Overview
Alchemy is seeking a Site Reliability Engineer to join our team in Bucharest, Romania. This is a full-time role focused on building and maintaining reliable, scalable infrastructure to power our products. You will collaborate with software engineers, platform teams, and security to improve system reliability, performance, and incident response.
Responsibilities
- Design, implement, and operate highly available and scalable services.
- Develop and maintain monitoring, alerting, and incident response processes.
- Build and manage resilient infrastructure on cloud platforms.
- Automate deployment, provisioning, and maintenance using infrastructure-as-code tools.
- Participate in on-call rotations, respond to incidents, and conduct post-incident reviews.

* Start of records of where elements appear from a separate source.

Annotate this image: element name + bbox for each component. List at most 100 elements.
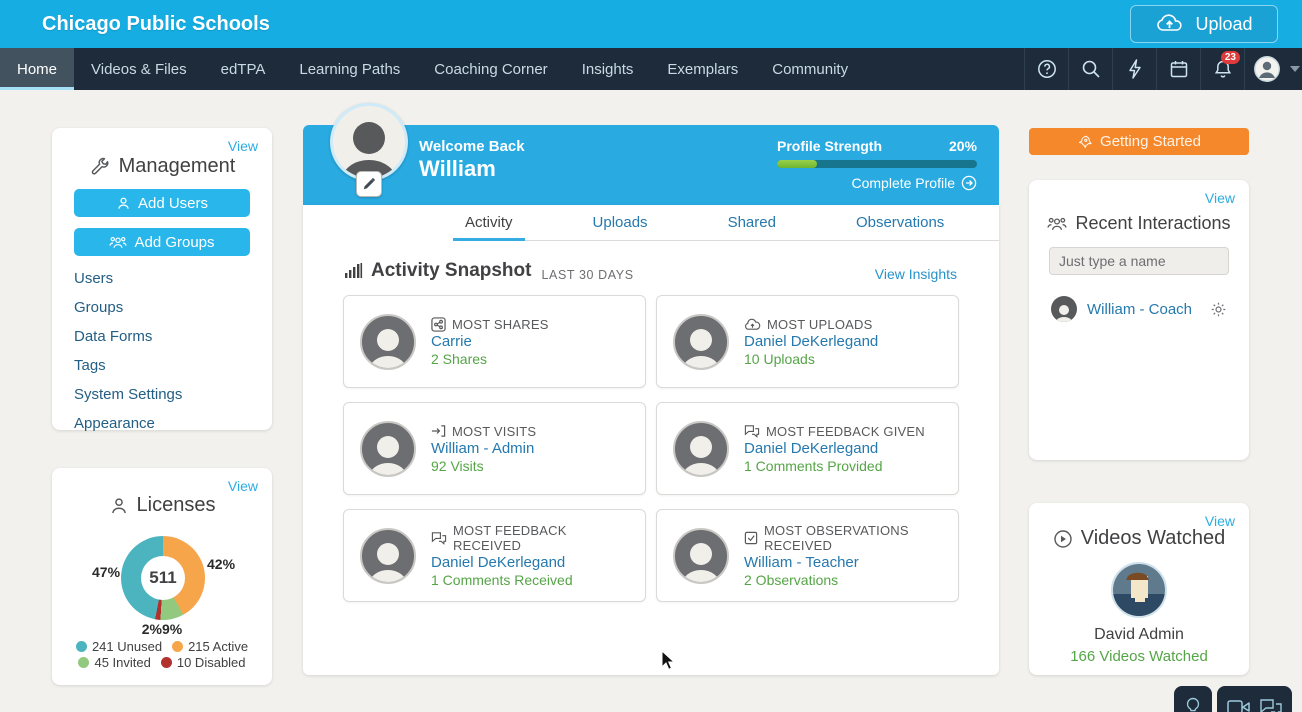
avatar[interactable] (673, 314, 729, 370)
snapshot-card-most-observations: MOST OBSERVATIONS RECEIVED William - Tea… (656, 509, 959, 602)
videos-watched-count: 166 Videos Watched (1029, 648, 1249, 665)
legend-dot-invited (78, 657, 89, 668)
nav-item-exemplars[interactable]: Exemplars (650, 48, 755, 90)
sidebar-item-data-forms[interactable]: Data Forms (74, 328, 272, 345)
person-link[interactable]: William - Coach (1087, 301, 1200, 318)
snapshot-card-most-uploads: MOST UPLOADS Daniel DeKerlegand 10 Uploa… (656, 295, 959, 388)
video-camera-icon (1227, 699, 1251, 712)
nav-icon-bar: 23 (1024, 48, 1288, 90)
user-link[interactable]: Carrie (431, 333, 549, 350)
nav-item-community[interactable]: Community (755, 48, 865, 90)
avatar[interactable] (673, 528, 729, 584)
snapshot-period: LAST 30 DAYS (541, 268, 633, 282)
user-first-name: William (419, 156, 525, 182)
avatar[interactable] (1111, 562, 1167, 618)
legend-dot-active (172, 641, 183, 652)
profile-strength-value: 20% (949, 138, 977, 154)
licenses-total: 511 (149, 568, 176, 588)
gear-icon[interactable] (1210, 301, 1227, 318)
view-insights-link[interactable]: View Insights (875, 266, 957, 282)
nav-item-coaching-corner[interactable]: Coaching Corner (417, 48, 564, 90)
recent-interactions-view-link[interactable]: View (1205, 190, 1235, 206)
snapshot-card-most-visits: MOST VISITS William - Admin 92 Visits (343, 402, 646, 495)
avatar[interactable] (360, 421, 416, 477)
user-link[interactable]: William - Admin (431, 440, 536, 457)
sign-in-icon (431, 424, 446, 438)
person-search-input[interactable] (1049, 247, 1229, 275)
legend-item-unused: 241 Unused (76, 639, 162, 654)
tab-uploads[interactable]: Uploads (581, 205, 660, 240)
person-icon (109, 496, 129, 516)
tips-button[interactable] (1174, 686, 1212, 712)
add-user-icon (116, 196, 131, 211)
add-users-button[interactable]: Add Users (74, 189, 250, 217)
management-heading: Management (52, 155, 272, 178)
search-icon[interactable] (1068, 48, 1112, 90)
upload-button[interactable]: Upload (1130, 5, 1278, 43)
quick-actions-icon[interactable] (1112, 48, 1156, 90)
sidebar-item-system-settings[interactable]: System Settings (74, 386, 272, 403)
wrench-icon (89, 156, 111, 178)
add-groups-button[interactable]: Add Groups (74, 228, 250, 256)
welcome-back-label: Welcome Back (419, 138, 525, 155)
getting-started-button[interactable]: Getting Started (1029, 128, 1249, 155)
tab-observations[interactable]: Observations (844, 205, 956, 240)
welcome-text: Welcome Back William (419, 138, 525, 182)
sidebar-item-tags[interactable]: Tags (74, 357, 272, 374)
sidebar-item-groups[interactable]: Groups (74, 299, 272, 316)
sidebar-item-appearance[interactable]: Appearance (74, 415, 272, 432)
tab-shared[interactable]: Shared (716, 205, 788, 240)
avatar[interactable] (673, 421, 729, 477)
nav-item-insights[interactable]: Insights (565, 48, 651, 90)
profile-strength: Profile Strength 20% Complete Profile (777, 138, 977, 191)
legend-dot-unused (76, 641, 87, 652)
nav-item-learning-paths[interactable]: Learning Paths (282, 48, 417, 90)
dashboard-main-card: Activity Uploads Shared Observations Act… (303, 205, 999, 675)
help-icon[interactable] (1024, 48, 1068, 90)
main-nav: Home Videos & Files edTPA Learning Paths… (0, 48, 1302, 90)
licenses-view-link[interactable]: View (228, 478, 258, 494)
nav-item-home[interactable]: Home (0, 48, 74, 90)
legend-item-invited: 45 Invited (78, 655, 150, 670)
video-chat-button[interactable] (1217, 686, 1292, 712)
user-link[interactable]: Daniel DeKerlegand (744, 333, 878, 350)
videos-watched-view-link[interactable]: View (1205, 513, 1235, 529)
add-group-icon (109, 235, 127, 250)
tab-activity[interactable]: Activity (453, 205, 525, 240)
pencil-icon (362, 177, 376, 191)
user-link[interactable]: Daniel DeKerlegand (431, 554, 629, 571)
avatar[interactable] (1051, 296, 1077, 322)
feedback-icon (431, 531, 447, 545)
nav-item-edtpa[interactable]: edTPA (204, 48, 283, 90)
donut-label-active: 42% (207, 556, 235, 572)
nav-item-videos-files[interactable]: Videos & Files (74, 48, 204, 90)
activity-snapshot-title: Activity Snapshot (345, 260, 531, 282)
lightbulb-icon (1184, 697, 1202, 712)
avatar[interactable] (360, 528, 416, 584)
user-link[interactable]: William - Teacher (744, 554, 942, 571)
management-view-link[interactable]: View (228, 138, 258, 154)
account-caret-icon[interactable] (1290, 66, 1300, 72)
snapshot-card-most-feedback-given: MOST FEEDBACK GIVEN Daniel DeKerlegand 1… (656, 402, 959, 495)
cloud-upload-icon (744, 318, 761, 331)
app-header: Chicago Public Schools Upload (0, 0, 1302, 48)
notifications-icon[interactable]: 23 (1200, 48, 1244, 90)
donut-label-unused: 47% (92, 564, 120, 580)
recent-interactions-card: View Recent Interactions William - Coach (1029, 180, 1249, 460)
licenses-card: View Licenses 511 47% 42% 2%9% 241 Unuse… (52, 468, 272, 685)
edit-avatar-button[interactable] (356, 171, 382, 197)
recent-interactions-heading: Recent Interactions (1029, 213, 1249, 234)
complete-profile-link[interactable]: Complete Profile (777, 175, 977, 191)
user-link[interactable]: Daniel DeKerlegand (744, 440, 925, 457)
share-icon (431, 317, 446, 332)
licenses-donut-chart[interactable]: 511 (121, 536, 205, 620)
bar-chart-icon (345, 263, 363, 279)
calendar-icon[interactable] (1156, 48, 1200, 90)
cloud-upload-icon (1155, 13, 1185, 35)
profile-tabs: Activity Uploads Shared Observations (453, 205, 999, 241)
avatar[interactable] (360, 314, 416, 370)
snapshot-card-most-shares: MOST SHARES Carrie 2 Shares (343, 295, 646, 388)
sidebar-item-users[interactable]: Users (74, 270, 272, 287)
profile-avatar[interactable] (330, 103, 408, 181)
account-icon[interactable] (1244, 48, 1288, 90)
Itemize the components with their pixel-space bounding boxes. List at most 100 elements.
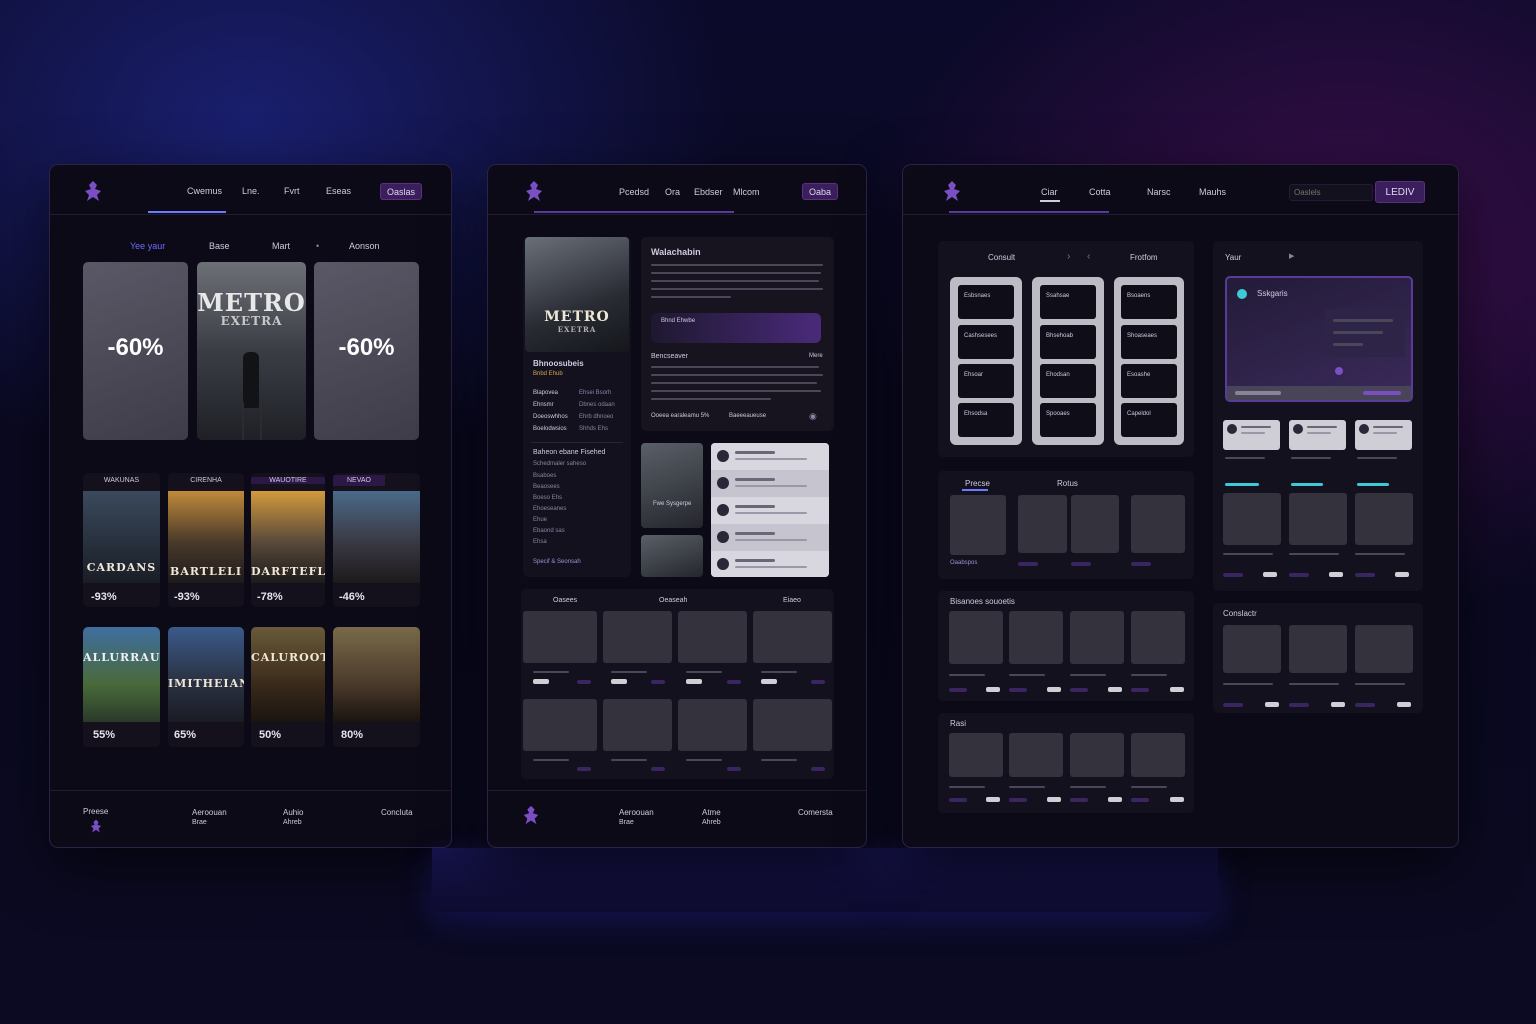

- Collaborate with development teams to improve performance, reliability, and security.
Qualifications / Requirements
- Experience in Site Reliability Engineering, Production operations, or DevOps.
- Strong Linux skills and networking fundamentals; familiarity with observability tools (e.g., Prometheus, Grafana, ELK/EFK).
- Hands-on experience with Kubernetes and container orchestration; cloud provider experience (AWS/Azure/GCP).
- Scripting and automation skills (e.g., Python, Bash).
- Effective communication and problem-solving abilities.
Nice-to-have
- Experience with Terraform, Ansible, Helm, and CI/CD pipelines.
Benefits
- Competitive salary and benefits package.
- Opportunities for growth and professional development.
- Collaborative, mission-driven team culture.